Le projet de Gehlen est de décrire ce travail culturel à partir d'une analyse de l'action. L'action humaine est fondamentalement risquée : elle se projette dans un monde inconnu. La fonction du langage est d'inhiber cette projection immédiate en représentant les possibles dans un espace d'interaction. L'esprit se manifeste ainsi par le "hiatus" entre le corps et le monde, et par la plasticité du cerveau dans son ouverture à une multiplicité de comportements. Loin d'être l'aboutissement de la nature, comme chez Scheler, l'esprit humain est pour Gehlen le signe d'un manque : "L'esprit de l'être humain participe de l'ambiguïté de cette créature et du risque d'échec."
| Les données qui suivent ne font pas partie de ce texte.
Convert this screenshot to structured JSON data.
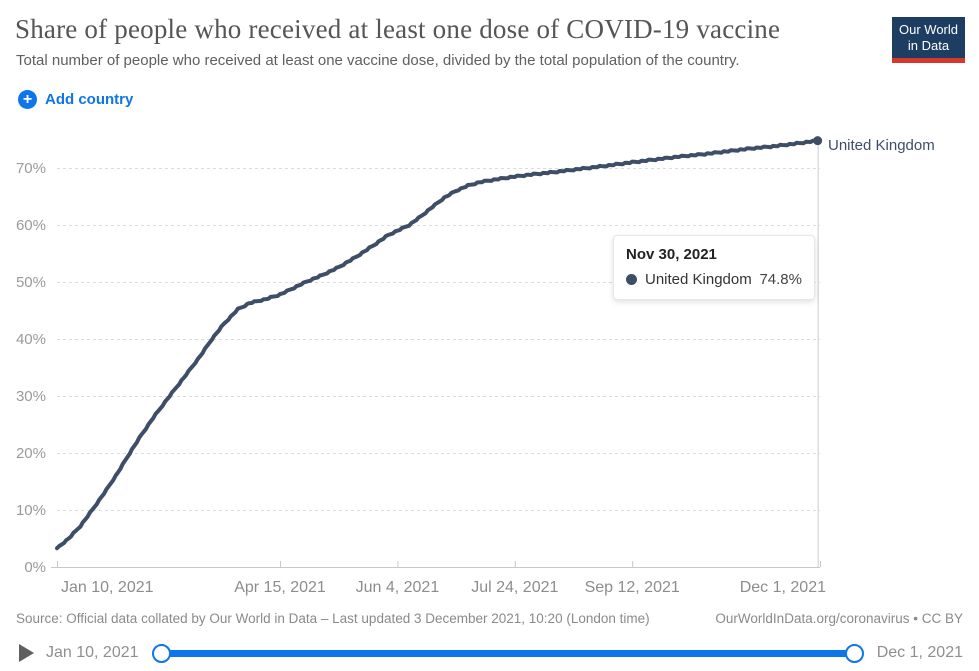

Rien de raciste dans tout cela. Au contraire : comme le signale Jean-Claude Monod dans sa brillante préface, Gehlen mettait en doute la notion de race dans sa Philosophie du national-socialisme. Mais son anthropologie fragilise tellement l'homme qu'elle finit par donner beaucoup trop aux institutions, puisque celles-ci sont destinées à "soulager" la "créature lacunaire" de ses défauts naturels. L'intérêt de la position de Gehlen après la guerre est de proposer une critique conservatrice de la technique, qui ne recourt pas à une nature supposée bonne mais au travail culturel des institutions.

L'anthropologue reprend ici des propos de Nietzsche sur la nécessité d'un "dressage" de l'humanité. Mais les exemples qu'il donne révèlent un certain aveuglement. Comme celui-ci : le pilote qui largue sa bombe est-il vraiment "soulagé" de sa pulsion agressive par la technique ? Ne faut-il pas faire intervenir d'autres causes à son geste ? L'analyse de l'action risquée occulte de façon problématique le contexte catastrophique dans lequel Gehlen l'a formulée.